Is there a time limit?

Yes. Each question has a 10-second timer. It keeps things exciting and tests genuine knowledge rather than the ability to look things up mid-question.

What topics does the food and drink trivia quiz cover?

The quiz covers a wide range of food-related topics — world cuisines, ingredients and their origins, cooking methods and techniques, food history, famous dishes, beverages including wine, beer, spirits, and coffee, and culinary terminology. Questions range from everyday food knowledge to genuinely obscure facts that will surprise even dedicated foodies.

What is a good score on this quiz?

The average score is around 11 out of 20. Scoring 15 or above puts you firmly in the top 20% and earns you genuine foodie credentials. A perfect 20 out of 20 requires both broad and deep food knowledge — fewer than 2% of players achieve it.

Can I retake the quiz?

Yes, unlimited retakes. Because questions are drawn randomly from a large bank each time, every attempt covers a different selection of topics. Regular retakes are a great way to discover the gaps in your food knowledge and track how your culinary IQ improves over time.

Is this quiz suitable for quiz night preparation?

Excellent for it.

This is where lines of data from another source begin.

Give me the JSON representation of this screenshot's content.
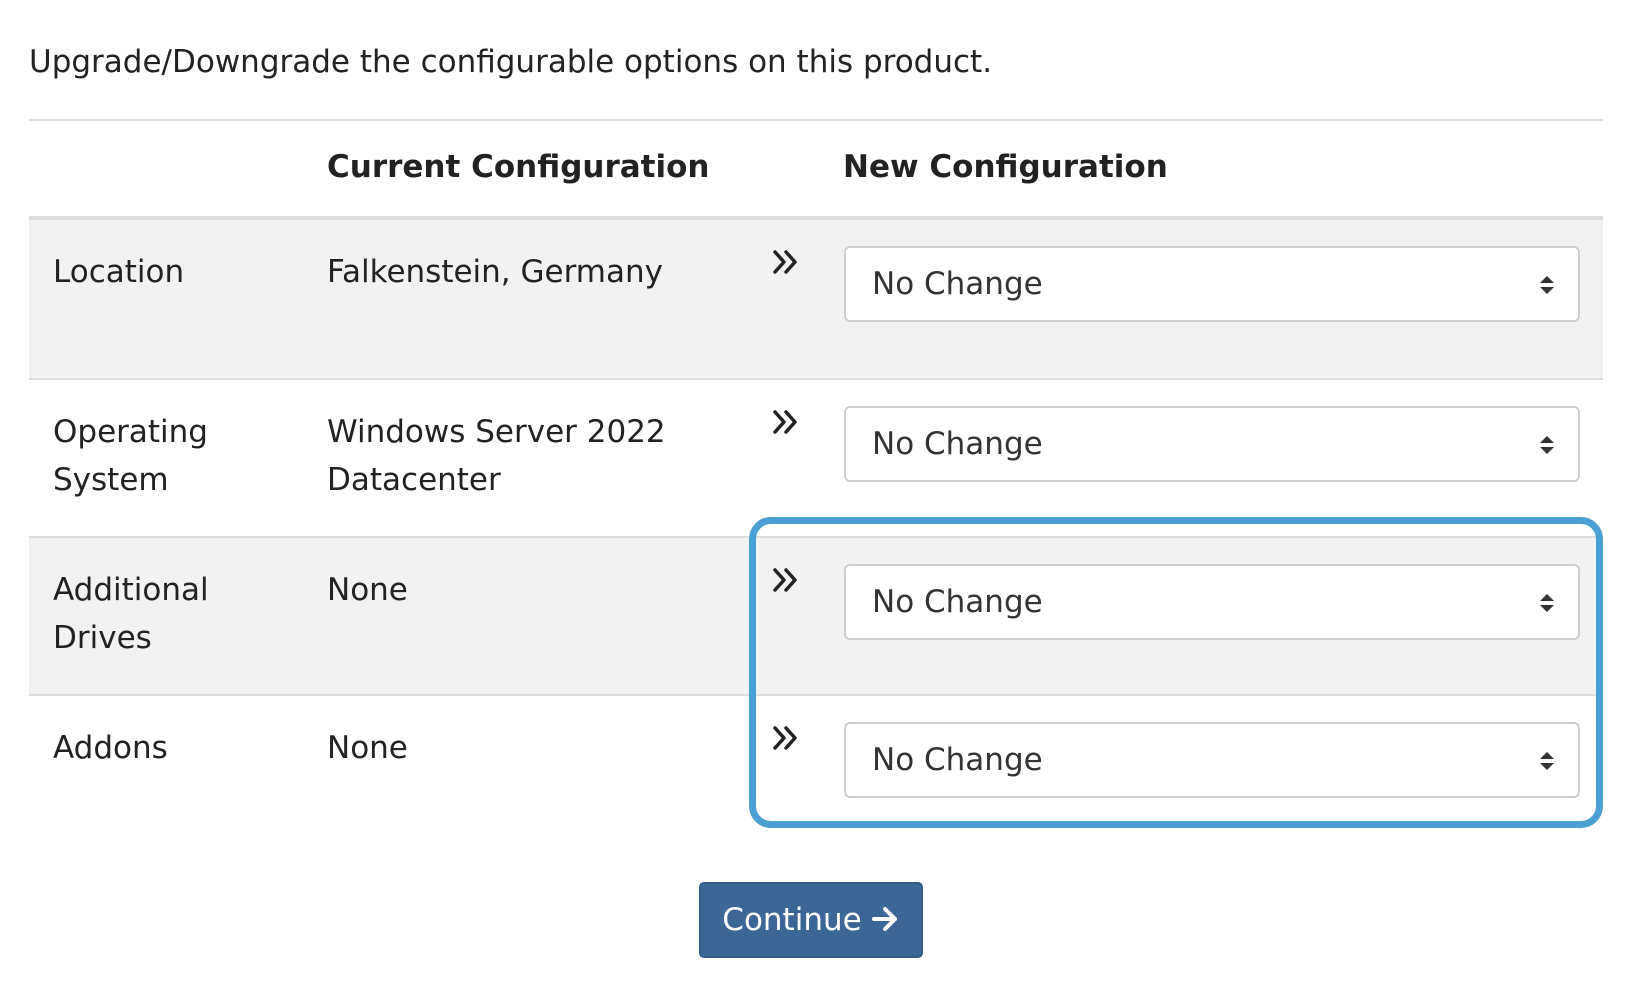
{
  "intro_text": "Upgrade/Downgrade the configurable options on this product.",
  "table": {
    "headers": {
      "current": "Current Configuration",
      "new": "New Configuration"
    },
    "rows": [
      {
        "label": "Location",
        "current": "Falkenstein, Germany",
        "new_value": "No Change"
      },
      {
        "label": "Operating System",
        "current": "Windows Server 2022 Datacenter",
        "new_value": "No Change"
      },
      {
        "label": "Additional Drives",
        "current": "None",
        "new_value": "No Change"
      },
      {
        "label": "Addons",
        "current": "None",
        "new_value": "No Change"
      }
    ]
  },
  "continue_button": {
    "label": "Continue"
  },
  "colors": {
    "text": "#222222",
    "row_shade": "#f2f2f2",
    "divider": "#dedede",
    "select_border": "#cfcfcf",
    "highlight": "#4aa0d2",
    "button_bg": "#3c6696",
    "button_text": "#ffffff"
  },
  "icons": {
    "row_arrow": "double-chevron-right-icon",
    "select_caret": "sort-caret-icon",
    "button_arrow": "arrow-right-icon"
  }
}
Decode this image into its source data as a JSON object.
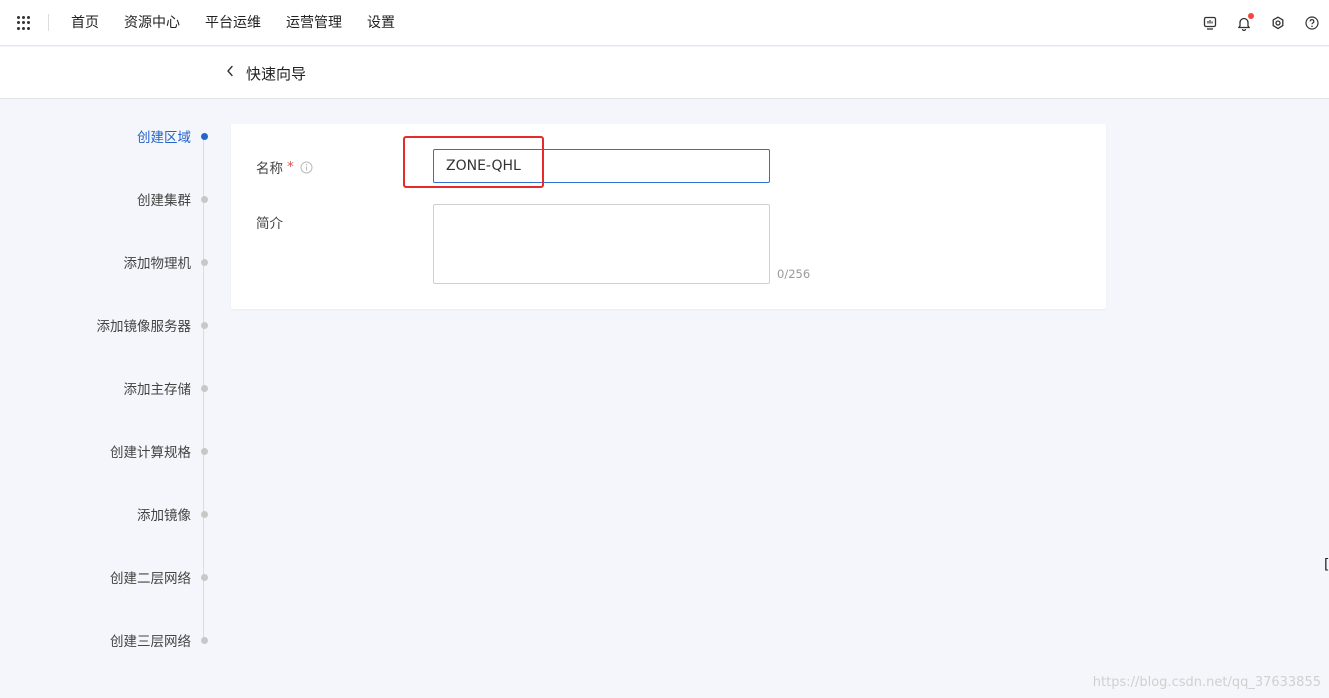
{
  "nav": {
    "items": [
      "首页",
      "资源中心",
      "平台运维",
      "运营管理",
      "设置"
    ]
  },
  "header": {
    "back_icon": "chevron-left-icon",
    "title": "快速向导"
  },
  "steps": [
    {
      "label": "创建区域",
      "active": true
    },
    {
      "label": "创建集群",
      "active": false
    },
    {
      "label": "添加物理机",
      "active": false
    },
    {
      "label": "添加镜像服务器",
      "active": false
    },
    {
      "label": "添加主存储",
      "active": false
    },
    {
      "label": "创建计算规格",
      "active": false
    },
    {
      "label": "添加镜像",
      "active": false
    },
    {
      "label": "创建二层网络",
      "active": false
    },
    {
      "label": "创建三层网络",
      "active": false
    }
  ],
  "form": {
    "name_label": "名称",
    "required_mark": "*",
    "name_value": "ZONE-QHL",
    "desc_label": "简介",
    "desc_value": "",
    "char_count": "0/256"
  },
  "colors": {
    "accent": "#2565c7",
    "highlight": "#e52b2b",
    "notification_dot": "#f2463e"
  },
  "icons": {
    "top": [
      "monitor-icon",
      "bell-icon",
      "settings-icon",
      "help-icon"
    ]
  },
  "cursor_glyph": "[",
  "watermark": "https://blog.csdn.net/qq_37633855"
}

Food and drink rounds are a staple of pub quizzes and quiz nights everywhere. The random format means you cannot predict what topics will come up — which is exactly how a real quiz night works. Regular play builds the breadth of knowledge that wins rounds.

Can this quiz be used in schools or cooking classes?

Absolutely. The food and drink trivia quiz works well as an engaging classroom activity for food technology, home economics, geography, or history lessons. It can also be used as a fun warm-up in professional cooking classes. Simply share the link — no special setup required.